When faced with a decision whether to buy or upgrade a home, 63% of consumers and 72% of Millennials say that the 2008 financial crisis has been a source or worry and affected their decision. From now on, the survey authors wrote, this is likely to be a consistent concern.

Here are some of the sources of concern:

  1. Nearly 59% of consumers as a whole, and 68% of Millennials, say global economic events, such as the Brexit, worry them.
  2. About 63% of Americans and 70% of Millennials say the U.S. economy is worrisome.
  3. Nearly half of Americans and 61% of Millennials says concern about national security is causing them to think twice before buying a home.
  4. More than half of Americans and 71% of Millennials say worries about job security, or the difficulty in getting a new one, could make them hesitate.

Roots of concerns

For those who may have forgotten, the housing boom sent home sales surging and prices skyrocketing in the early 2000s. To make it possible for more people to purchase a home, lenders didn't always ask a lot of questions.

Buyers with little or no credit were offered subprime loans that began with low “teaser” rates that adjusted to much higher rates later on. Because the interest rates on subprime loans were much higher than prime loans, subprime mortgages were “securitized” and sold on Wall Street.

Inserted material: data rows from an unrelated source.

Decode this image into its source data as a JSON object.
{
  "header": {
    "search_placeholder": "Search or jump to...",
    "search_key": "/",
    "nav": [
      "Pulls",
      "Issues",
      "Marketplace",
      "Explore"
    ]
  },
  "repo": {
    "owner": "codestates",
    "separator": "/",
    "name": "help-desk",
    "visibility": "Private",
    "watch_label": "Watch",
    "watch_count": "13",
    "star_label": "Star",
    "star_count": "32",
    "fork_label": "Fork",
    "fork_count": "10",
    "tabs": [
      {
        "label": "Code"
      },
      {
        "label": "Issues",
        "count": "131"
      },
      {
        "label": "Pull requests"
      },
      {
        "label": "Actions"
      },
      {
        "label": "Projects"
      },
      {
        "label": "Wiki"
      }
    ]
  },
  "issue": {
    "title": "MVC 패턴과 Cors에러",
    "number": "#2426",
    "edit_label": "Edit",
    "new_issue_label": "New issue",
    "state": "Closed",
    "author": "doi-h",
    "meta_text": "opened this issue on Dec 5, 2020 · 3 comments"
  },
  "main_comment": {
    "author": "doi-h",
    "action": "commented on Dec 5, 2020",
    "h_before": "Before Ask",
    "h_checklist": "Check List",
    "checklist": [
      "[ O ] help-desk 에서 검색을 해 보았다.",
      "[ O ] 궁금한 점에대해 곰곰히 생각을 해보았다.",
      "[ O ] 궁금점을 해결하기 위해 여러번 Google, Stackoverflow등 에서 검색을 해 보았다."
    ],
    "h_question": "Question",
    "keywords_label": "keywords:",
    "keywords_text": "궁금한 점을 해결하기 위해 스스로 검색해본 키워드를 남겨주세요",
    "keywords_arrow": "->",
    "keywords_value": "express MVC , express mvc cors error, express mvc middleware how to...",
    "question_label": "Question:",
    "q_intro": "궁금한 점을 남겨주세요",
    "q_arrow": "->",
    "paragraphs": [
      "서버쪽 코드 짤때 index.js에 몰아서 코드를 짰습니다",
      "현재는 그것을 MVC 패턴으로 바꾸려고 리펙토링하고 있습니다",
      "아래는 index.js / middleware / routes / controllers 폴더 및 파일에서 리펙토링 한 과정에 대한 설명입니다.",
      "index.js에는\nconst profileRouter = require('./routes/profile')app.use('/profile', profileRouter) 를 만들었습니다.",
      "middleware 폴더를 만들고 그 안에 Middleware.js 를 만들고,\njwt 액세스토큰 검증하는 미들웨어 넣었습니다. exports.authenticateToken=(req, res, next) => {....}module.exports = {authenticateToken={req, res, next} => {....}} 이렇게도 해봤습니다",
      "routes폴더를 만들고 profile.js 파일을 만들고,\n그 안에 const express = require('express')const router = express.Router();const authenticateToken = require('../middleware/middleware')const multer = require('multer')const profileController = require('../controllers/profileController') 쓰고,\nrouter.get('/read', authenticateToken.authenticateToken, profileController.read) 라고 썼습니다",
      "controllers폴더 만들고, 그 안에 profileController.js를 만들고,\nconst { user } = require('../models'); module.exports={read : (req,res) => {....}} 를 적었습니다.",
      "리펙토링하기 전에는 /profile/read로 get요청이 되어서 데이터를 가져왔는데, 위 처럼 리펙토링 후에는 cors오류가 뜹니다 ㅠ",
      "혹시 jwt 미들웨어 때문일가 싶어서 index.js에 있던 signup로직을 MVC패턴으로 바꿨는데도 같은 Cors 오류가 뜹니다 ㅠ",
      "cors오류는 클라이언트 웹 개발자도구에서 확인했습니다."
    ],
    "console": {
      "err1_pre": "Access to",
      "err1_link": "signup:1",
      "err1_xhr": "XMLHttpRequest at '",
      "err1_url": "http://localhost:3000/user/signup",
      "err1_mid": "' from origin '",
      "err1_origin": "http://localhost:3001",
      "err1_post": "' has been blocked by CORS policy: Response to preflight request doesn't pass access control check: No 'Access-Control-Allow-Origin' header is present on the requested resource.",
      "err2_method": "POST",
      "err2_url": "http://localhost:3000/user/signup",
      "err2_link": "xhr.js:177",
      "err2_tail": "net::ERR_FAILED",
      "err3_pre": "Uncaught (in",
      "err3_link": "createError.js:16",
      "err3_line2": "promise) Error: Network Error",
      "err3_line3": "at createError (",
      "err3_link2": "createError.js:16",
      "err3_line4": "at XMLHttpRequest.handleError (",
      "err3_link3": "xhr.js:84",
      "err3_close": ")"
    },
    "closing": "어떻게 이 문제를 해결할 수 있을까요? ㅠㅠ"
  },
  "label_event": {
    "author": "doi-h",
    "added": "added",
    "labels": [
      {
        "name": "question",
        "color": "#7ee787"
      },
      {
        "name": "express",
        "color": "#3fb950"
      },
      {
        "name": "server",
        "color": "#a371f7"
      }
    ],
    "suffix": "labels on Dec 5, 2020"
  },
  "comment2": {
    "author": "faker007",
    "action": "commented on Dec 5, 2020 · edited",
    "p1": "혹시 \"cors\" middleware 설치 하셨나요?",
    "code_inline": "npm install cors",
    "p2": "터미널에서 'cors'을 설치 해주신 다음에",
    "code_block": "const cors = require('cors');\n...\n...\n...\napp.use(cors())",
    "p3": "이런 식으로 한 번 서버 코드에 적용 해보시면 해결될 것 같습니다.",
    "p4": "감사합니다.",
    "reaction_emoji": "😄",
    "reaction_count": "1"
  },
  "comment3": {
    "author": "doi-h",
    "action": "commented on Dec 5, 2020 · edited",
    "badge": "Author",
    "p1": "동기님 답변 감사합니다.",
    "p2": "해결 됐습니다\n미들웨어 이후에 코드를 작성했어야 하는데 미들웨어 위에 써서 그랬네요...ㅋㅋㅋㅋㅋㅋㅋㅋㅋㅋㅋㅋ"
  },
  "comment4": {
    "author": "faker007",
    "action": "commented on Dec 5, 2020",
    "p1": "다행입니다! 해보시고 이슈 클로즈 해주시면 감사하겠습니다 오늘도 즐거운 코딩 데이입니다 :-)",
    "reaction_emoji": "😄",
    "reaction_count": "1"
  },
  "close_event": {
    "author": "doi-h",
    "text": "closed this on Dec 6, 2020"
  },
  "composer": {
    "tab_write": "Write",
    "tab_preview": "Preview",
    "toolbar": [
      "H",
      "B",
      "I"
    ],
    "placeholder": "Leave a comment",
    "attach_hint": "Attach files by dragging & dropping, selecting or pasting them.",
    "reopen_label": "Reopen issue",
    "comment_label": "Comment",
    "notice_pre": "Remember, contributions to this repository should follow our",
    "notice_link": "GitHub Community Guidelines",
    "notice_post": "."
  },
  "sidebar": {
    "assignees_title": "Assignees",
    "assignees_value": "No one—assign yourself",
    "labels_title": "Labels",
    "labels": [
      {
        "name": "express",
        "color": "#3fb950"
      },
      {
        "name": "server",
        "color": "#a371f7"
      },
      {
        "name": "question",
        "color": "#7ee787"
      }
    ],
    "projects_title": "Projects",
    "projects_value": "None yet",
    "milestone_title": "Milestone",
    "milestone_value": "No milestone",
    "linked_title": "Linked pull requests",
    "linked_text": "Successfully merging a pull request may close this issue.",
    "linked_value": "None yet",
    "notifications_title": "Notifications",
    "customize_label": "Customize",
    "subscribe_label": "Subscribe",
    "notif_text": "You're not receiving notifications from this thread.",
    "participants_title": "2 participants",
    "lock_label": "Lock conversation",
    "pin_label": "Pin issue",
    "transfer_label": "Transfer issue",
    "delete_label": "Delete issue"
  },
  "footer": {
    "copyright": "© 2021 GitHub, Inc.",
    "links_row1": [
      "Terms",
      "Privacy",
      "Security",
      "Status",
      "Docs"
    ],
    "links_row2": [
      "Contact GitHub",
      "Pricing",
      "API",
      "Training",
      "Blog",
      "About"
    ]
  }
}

When these loans began charging higher rates, many subprime borrowers were forced into foreclosure. That set off a collapse in the market for subprime mortgage securities, a crisis that nearly brought down the financial system.

All of that pulled the rug out from under home prices, and as prices fell, more people ended up in foreclosure. That, the survey concludes, is the cause of “the new normal” in housing.

Bright spots

That said, the survey did find a few bright spots. The housing recovery to date has been real. Beyond that, it found that confidence in the market, while not robust, is trending higher.

The ValueInsured Housing Confidence Index measure was 68.7 points in June, up 1.7 points from March.